22 Temmuz 2004 tarihinde gerçekleşen kaza/facia bu tür ihmallerin sonucudur. Gerek Pamukova faciası öncesi gerekse sonrasındaki en önemli sorunların başında bir “proje bütünlüğü” olmaması, aşırı parçalı uygulamalara yönelinmesi gelmektedir.

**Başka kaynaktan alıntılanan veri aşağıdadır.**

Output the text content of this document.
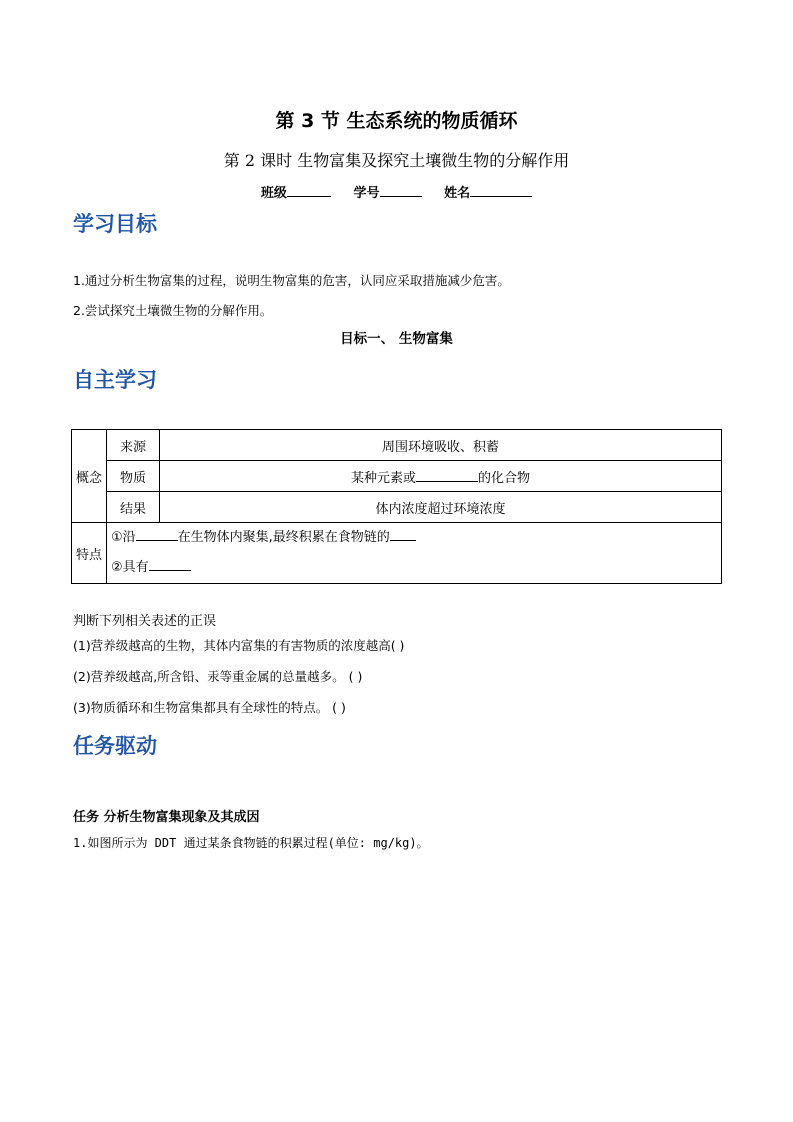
第 3 节 生态系统的物质循环
第 2 课时 生物富集及探究土壤微生物的分解作用
班级	学号	姓名
学习目标
1.通过分析生物富集的过程，说明生物富集的危害，认同应采取措施减少危害。
2.尝试探究土壤微生物的分解作用。
目标一、 生物富集
自主学习
概念	来源	周围环境吸收、积蓄
	物质	某种元素或 的化合物
	结果	体内浓度超过环境浓度
特点	①沿 在生物体内聚集,最终积累在食物链的
②具有	
判断下列相关表述的正误
(1)营养级越高的生物，其体内富集的有害物质的浓度越高( )
(2)营养级越高,所含铅、汞等重金属的总量越多。 ( )
(3)物质循环和生物富集都具有全球性的特点。 ( )
任务驱动
任务 分析生物富集现象及其成因
1.如图所示为 DDT 通过某条食物链的积累过程(单位: mg/kg)。
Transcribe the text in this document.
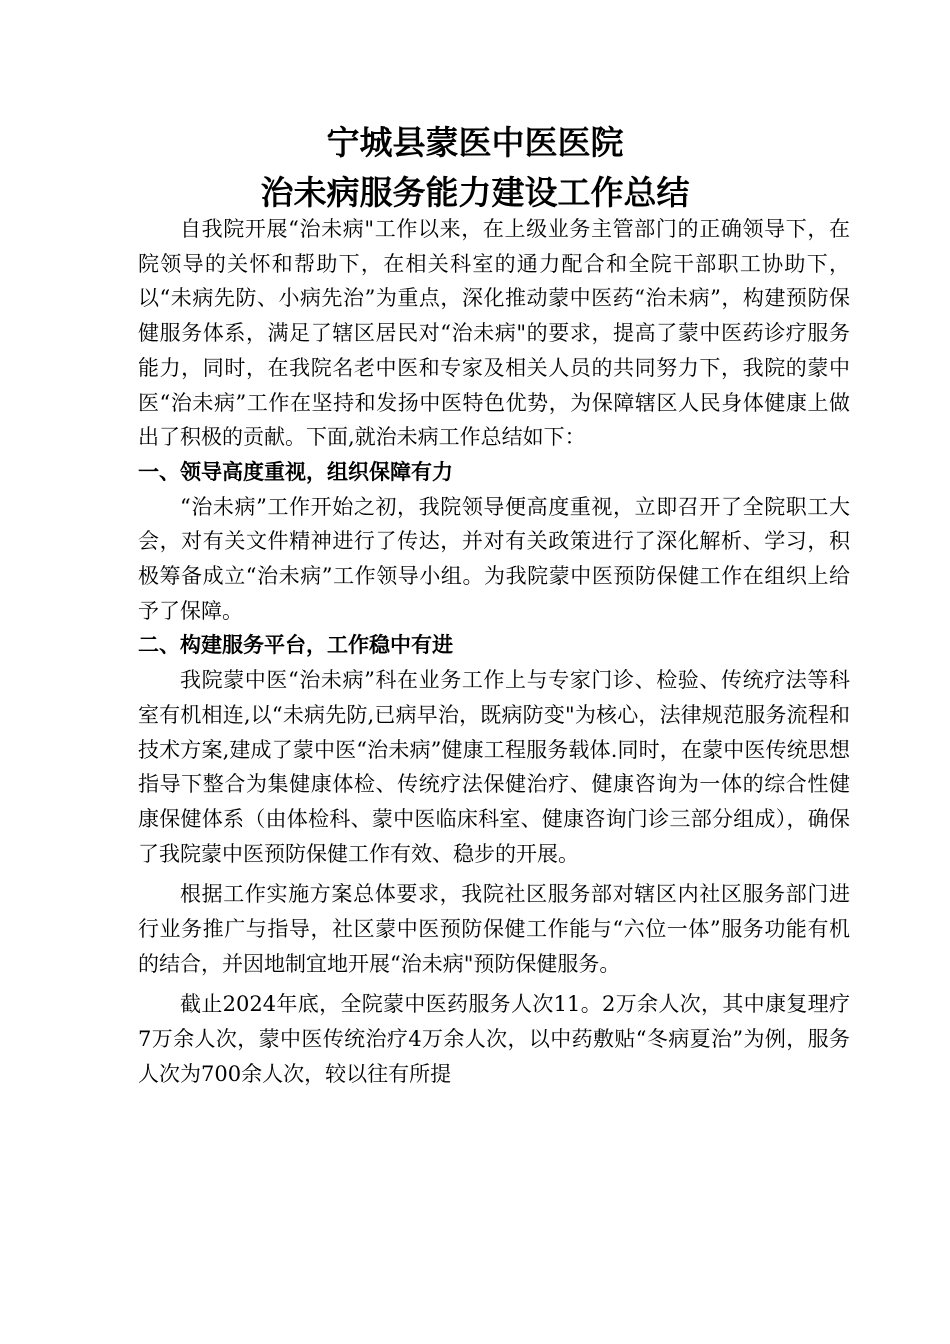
宁城县蒙医中医医院

治未病服务能力建设工作总结

自我院开展“治未病"工作以来，在上级业务主管部门的正确领导下，在院领导的关怀和帮助下，在相关科室的通力配合和全院干部职工协助下，以“未病先防、小病先治”为重点，深化推动蒙中医药“治未病”，构建预防保健服务体系，满足了辖区居民对“治未病"的要求，提高了蒙中医药诊疗服务能力，同时，在我院名老中医和专家及相关人员的共同努力下，我院的蒙中医“治未病”工作在坚持和发扬中医特色优势，为保障辖区人民身体健康上做出了积极的贡献。下面,就治未病工作总结如下：

一、领导高度重视，组织保障有力

“治未病”工作开始之初，我院领导便高度重视，立即召开了全院职工大会，对有关文件精神进行了传达，并对有关政策进行了深化解析、学习，积极筹备成立“治未病”工作领导小组。为我院蒙中医预防保健工作在组织上给予了保障。

二、构建服务平台，工作稳中有进

我院蒙中医“治未病”科在业务工作上与专家门诊、检验、传统疗法等科室有机相连,以“未病先防,已病早治，既病防变"为核心，法律规范服务流程和技术方案,建成了蒙中医“治未病”健康工程服务载体.同时，在蒙中医传统思想指导下整合为集健康体检、传统疗法保健治疗、健康咨询为一体的综合性健康保健体系（由体检科、蒙中医临床科室、健康咨询门诊三部分组成），确保了我院蒙中医预防保健工作有效、稳步的开展。

根据工作实施方案总体要求，我院社区服务部对辖区内社区服务部门进行业务推广与指导，社区蒙中医预防保健工作能与“六位一体”服务功能有机的结合，并因地制宜地开展“治未病"预防保健服务。

截止2024年底，全院蒙中医药服务人次11。2万余人次，其中康复理疗7万余人次，蒙中医传统治疗4万余人次，以中药敷贴“冬病夏治”为例，服务人次为700余人次，较以往有所提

Ulaştırma sistemlerine yapılacak yatırımlar makro planlamaları gerektirir. Ancak bugün, Odalarımızın, ilgili sendikalar ile bilim insanları ve üniversitelerin yıllardır dile getirdikleri gibi ülke boyutunda bir “Ulaşım Ana Planı”nın bulunmaması temel bir eksikliği oluşturmaktadır. Ülke boyutunda bir “Ulaşım Ana Planı” yoksa da 2005 yılında hazırlanmış bir “Ulaşım Ana Plan Stratejisi” bulunmaktadır. Bu stratejik planda ülkemizin öncelikle yük taşımacılığında karayolu ağırlıklı bir ulaşım yerine demiryolu ve denizyolunu da içine alan kombine taşımacılığa geçmesi önerilmektedir. Bu stratejik planda demiryollarında büyük yatırım gerektirmeyen yenilemeler yapılarak öncelikle yük taşımacılığında demiryollarının payının arttırılmasının ülke açısından önemine vurgu yapılmaktadır. Bugün öne çıkmış olanlar ise Ankara-Eskişehir ve Ankara –Konya hızlı tren işletmeciliğidir. Büyük maliyetli bu projelerle birlikte, ülkemizde karayolu ağırlıklı taşımacılığı azaltmak için yapılacak yatırımlara önem vermek öncelikli hedef olmalıdır.
Sendika olarak birçok alanda yaşanan / yaşanması olası tehlikelere / facialara dikkat çekmek için defalarca yetkilileri uyardık. “Biz söylemiştik” dememek için çok çaba sarf ettik. Pamukova kazası davasında iktidarın ve Ulaştırma Bakanlığının TCDD yetkililerinin sorumluluğu çok büyüktür. Zaman aşımından dolayı düşen bu dava kamuoyu vicdanını derinden yaralamıştır. Bilim ve tekniğin yol göstericiliğini dikkate almayarak bu kazaya sebep olanlara bir kez daha sesleniyoruz: Meslek örgütleriyle, o işkolunun sorunlarını en iyi bilen sendikalarla, üniversitelerle işbirliği yapmadan alınan kararlar toplumun can ve mal güvenliğini tehdit edecektir. Yapılan projeler, kamunun birikimlerini çarçur edecek, kaynakları halkın çıkarına değil birkaç firmaya aktaran rant projeleri olmaktan öteye geçemeyecektir.
Pamukova “kazasında” hayatını kaybedenlerin yakınlarının acısının bir kat daha arttığı bugün kazada yaşamını yitirenleri rahmetle anarken, 22 Temmuz’u unutmayacağız ve unutturmayacağız.